Il y avait six ans que la Bible enfin expliquée avait paru ; il y en avait quatre que Voltaire était mort, lorsqu’un chanoine de Rouen fit imprimer l’Authenticité des livres tant du Nouveau que de l’Ancien Testament démontrée, et leur véridicité défendue, ou Réfutation de la Bible enfin expliquée de V***, Paris, Moutard, 1782, in-8o ; une réimpression corrigée est intitulée Réfutation de la Bible enfin expliquée, par M. l’abbé Clémence, chanoine de Rouen, mise dans un nouvel ordre, et augmentée d’une foule de preuves dirigées contre les attaques d’autres auteurs impies qui ont aussi combattu les livres saints, par l’abbé Marguet, chanoine de Nancy ; Nancy, Hæner, 1826, in-12.

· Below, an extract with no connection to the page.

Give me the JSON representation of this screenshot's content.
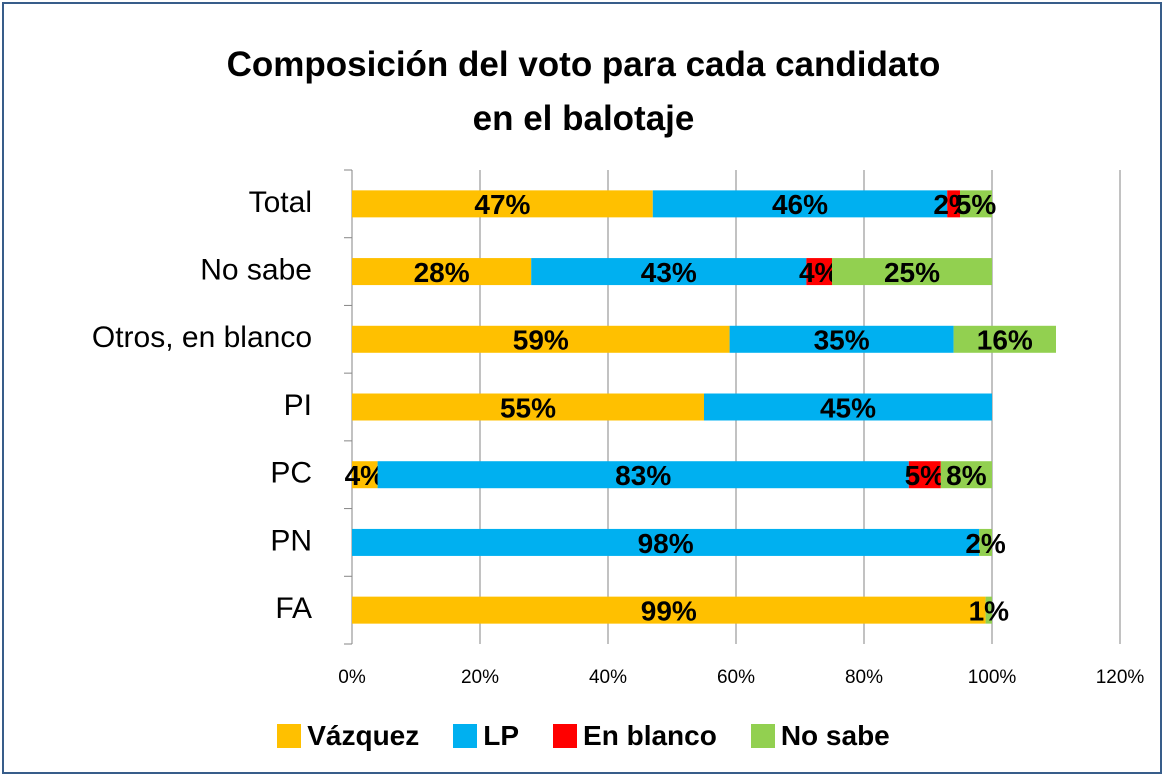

J’avais eu quelque temps l’idée d’imprimer en petits caractères le texte, objet du commentaire ; et en plus gros caractères les commentaires ou notes, qui, dans les Œuvres de Voltaire, sont texte d’auteur. Mais j’y ai renoncé, non sans motif. Dans la plus grande partie du volume, Voltaire donne une analyse, un résumé, et non une traduction. Le nombre des passages réellement traduits est très-petit comparativement au reste de l’ouvrage, qui, texte et notes, par sa rédaction appartient à Voltaire. Les indications des livres, chapitres et versets de la Bible, qui ont été ajoutées dans des éditions données depuis la mort de Voltaire sont mises entre deux crochets.

B.

  1. Au temps où Voltaire habitait avec la belle Emilie le château de Cirey, on lisait tous les matins, pendant le déjeuner, un chapitre de la Bible, sur lequel chacun faisait ses réflexions à sa manière. Voltaire et Mme  du Chàtelet prirent note de ces commentaires impromptus ; il en résulta deux manuscrits. Celui de la marquise est encore inédit ; quant à celui de Voltaire, il servit de noyau à la Bible enfin expliquée, qui fut publiée au milieu de l’année 1776, c’est-à-dire trente ans après les propos de table du château. (G. A.)